I remember later that month dropping in on a class of sixth-graders at May Street Elementary School here in Worcester to get a sense of how they saw themselves and their lives.
That trek ended up being a heartening experience, because in those students, during what was a bleak moment in this country’s history, I found hope, optimism and a hunger to be neighborly.
“What I have learned from this is that we should help each other,” Suzanna, one of the students, told me.
I can only hope now, 10 years after, that Suzanna and her classmates of that year are hanging on to their hopeful and neighborly sixth-grade badges.

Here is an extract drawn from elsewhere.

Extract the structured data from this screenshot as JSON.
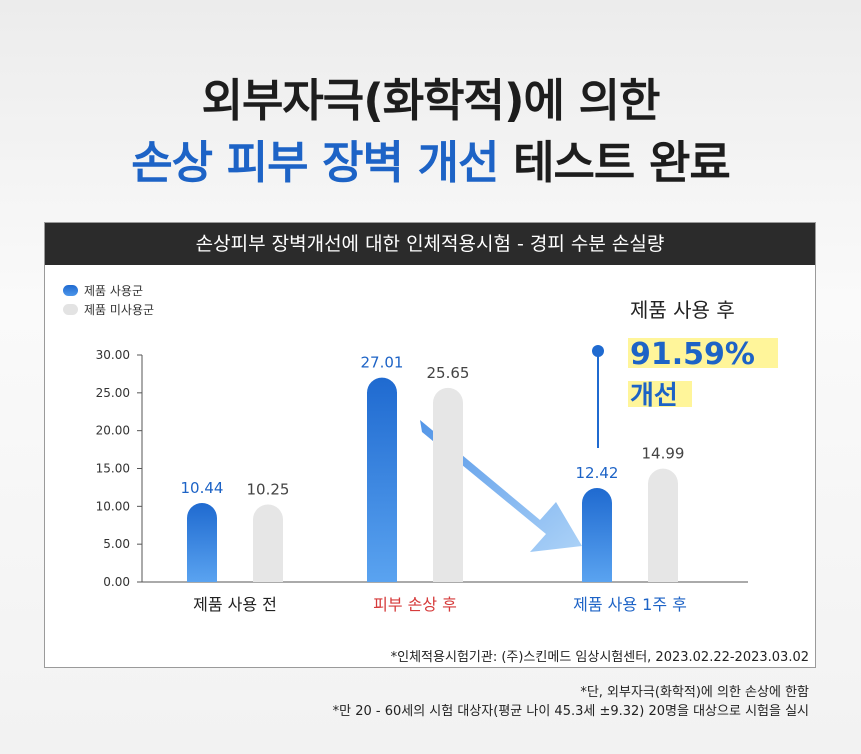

Yet, if some of them have lost faith, I wouldn’t be surprised because the billowing dark clouds of that horrific day are still chasing the good in us, still stirring in us a growing hardness, and a crassness in behavior that is threatening to be the norm.
Although many think it is a good and even a righteous battle, there is hardness in the never-ending and costly war we have launched on terror.
We know of the 3,000 innocent lives that perished in those 9-11 attacks, but how many of us have reflected on, according to some estimates, the almost 1 million U.S., Afghan, Iraqi and coalition troops and civilians who have been killed over the course of the Iraq and Afghanistan wars?
We talked about ending these wars, but primarily the debate seems to be over the amount of money we will save, and not the number of lives.
Although many think it is necessary, there is hardness in how we engage one another.